Educators and students want to get information as efficiently as possible, whether they are going out to find information on new sites or monitoring sites that are already favorites. Internet Explorer 4.0 has great solutions for both of these tasks.

First, Internet Explorer 4.0 is the best browser: it is easy, personal, and secure. Searching for content on the Internet is currently too difficult. In order to make this easier, we have added a search bar to Internet Explorer that gives easy access to Web search engines and lists the search results in view while the user explores the sites that are listed. We’ve also added a history bar that groups sites that you have visited before by the day you visited the site and the domain name. It is easy to find sites that you’ve visited in the past!

IE also introduces a new security concept to the Web: security zones. Security zones allow the user or administrator to define what sites should be trusted: it makes sense that one should be confident on the school network and would set a lower level of security for the school network zone than she would for the general Internet zone. Only Internet Explorer 4.0 makes designating trusted and untrusted sites so easy.

The Internet is a fabulous tool for teaching, but pull-based web pages and browsing doesn’t take full advantage of all of the opportunities that the Internet offers. Internet Explorer 4.0 brings the Internet much further than simple browsing with communication and collaboration tools, webcasting, and true web integration that brings the best of the web to the PC desktop. All of these components are available free of charge on the Microsoft Web site.

In order to further online learning opportunities on the Web, we need to offer functionality for students with different Internet connections, operating systems, and time requirements. The following scenarios demonstrate how IE 4 and other free components (NetMeeting for collaboration, Outlook Express for email, NetShow for streamed audio and video, and FrontPad, a web site creation tool) provides unmatched services for answering this need:

Course Website: By subscribing to a course or any university channel, students will always know when content has been updated (the term subscription only refers to the continued presentation of information available with Internet Explorer 4.0 – no charges need apply). Subscribers can be notified of content updates by a change in icon or email in their Microsoft Outlook Express (or other email client) inbox. They can also have the new site content automatically downloaded for offline viewing – even students without permanent connections can have the information waiting for them when they get there. Using Microsoft NetShow, students could receive streamed audio and video for viewing lecture videos or slide shows that are synchronized with the audio lecture with maximum performance.

Online office hours: group chatting is only a springboard for Internet Explorer 4.0 and its components! Using Microsoft NetMeeting an unlimited number of students can connect with other students, teachers, or tutors and have full audio conferencing, share a whiteboard where they can all collaborate at once, and use group chatting. Participants can be on or off-campus – they can be anywhere in the world! In addition, someone in the NetMeeting could share out any application – regardless of whether anyone else has it on her computer – and others could complete a problem on that application while everybody watches. Two people can even videoconference while this is all going on!
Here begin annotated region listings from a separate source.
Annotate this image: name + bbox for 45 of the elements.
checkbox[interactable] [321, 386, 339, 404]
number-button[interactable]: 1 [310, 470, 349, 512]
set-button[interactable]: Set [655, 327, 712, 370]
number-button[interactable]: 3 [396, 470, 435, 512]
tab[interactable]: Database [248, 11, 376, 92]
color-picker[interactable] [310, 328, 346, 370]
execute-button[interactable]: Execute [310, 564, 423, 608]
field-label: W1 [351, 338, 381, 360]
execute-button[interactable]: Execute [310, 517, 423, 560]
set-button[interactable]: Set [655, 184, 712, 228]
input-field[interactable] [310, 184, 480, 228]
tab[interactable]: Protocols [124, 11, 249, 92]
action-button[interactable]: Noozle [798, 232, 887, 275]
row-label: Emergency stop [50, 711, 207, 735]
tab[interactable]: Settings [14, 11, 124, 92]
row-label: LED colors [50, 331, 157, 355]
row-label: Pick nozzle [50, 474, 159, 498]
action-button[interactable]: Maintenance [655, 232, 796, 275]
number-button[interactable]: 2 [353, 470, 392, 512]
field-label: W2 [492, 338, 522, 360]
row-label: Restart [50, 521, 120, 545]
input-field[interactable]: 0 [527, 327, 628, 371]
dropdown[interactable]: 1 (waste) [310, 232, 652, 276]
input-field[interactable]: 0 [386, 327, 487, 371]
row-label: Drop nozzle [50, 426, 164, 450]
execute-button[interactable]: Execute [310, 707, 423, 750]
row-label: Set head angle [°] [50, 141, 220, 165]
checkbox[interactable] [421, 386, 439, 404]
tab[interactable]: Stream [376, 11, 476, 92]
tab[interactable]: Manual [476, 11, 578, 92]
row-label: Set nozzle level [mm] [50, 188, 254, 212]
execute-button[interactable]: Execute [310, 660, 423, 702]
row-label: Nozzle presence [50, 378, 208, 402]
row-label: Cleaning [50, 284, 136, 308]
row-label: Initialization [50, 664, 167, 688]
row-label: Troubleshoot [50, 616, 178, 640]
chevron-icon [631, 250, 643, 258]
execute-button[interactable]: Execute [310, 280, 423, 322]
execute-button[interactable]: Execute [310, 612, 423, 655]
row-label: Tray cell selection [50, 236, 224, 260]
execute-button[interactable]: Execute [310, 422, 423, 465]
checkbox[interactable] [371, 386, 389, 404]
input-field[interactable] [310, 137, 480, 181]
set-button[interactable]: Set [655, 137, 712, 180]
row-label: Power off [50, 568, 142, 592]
Desktop notification: Students can integrate information from the Web directly with their Windows 95 or NT Active Desktop. Local or network folders can be viewed as web pages, the start button and taskbar are Internet-enabled, and Active Desktop components provide up-to-the-minute information on the desktop. One example of an easily implemented desktop component for a university is an information pane where a student could receive up-to-the-minute links to online office hours and other class information, bulletins for student groups, and information from the school newspaper. Other cool components could be a ticker that gives school sports scores or a search box right in the Windows 95/NT toolbar for searching the university web site.

These scenarios are only a fraction of the potential uses of new Internet Explorer 4.0 technologies. For more information on Internet Explorer 4.0 and its great components, please go to http://www.microsoft.com/ie/.

IE also is perfect for schools because it is free and easy for administrators to distribute. Anyone can download the product from http://www.microsoft.com/ie/ free of charge starting September 30. Also available in early October will be the Internet Explorer Administration Kit, a tool that allows administrators and Information Technology staff to customize IE to include school proxy and server settings, dial-up numbers, and even preload favorites, channels, and Active Desktop components. Internet Explorer 4.0 will be released for the Macintosh and Windows 3.x operating systems by the end of 1997. See you on the Web!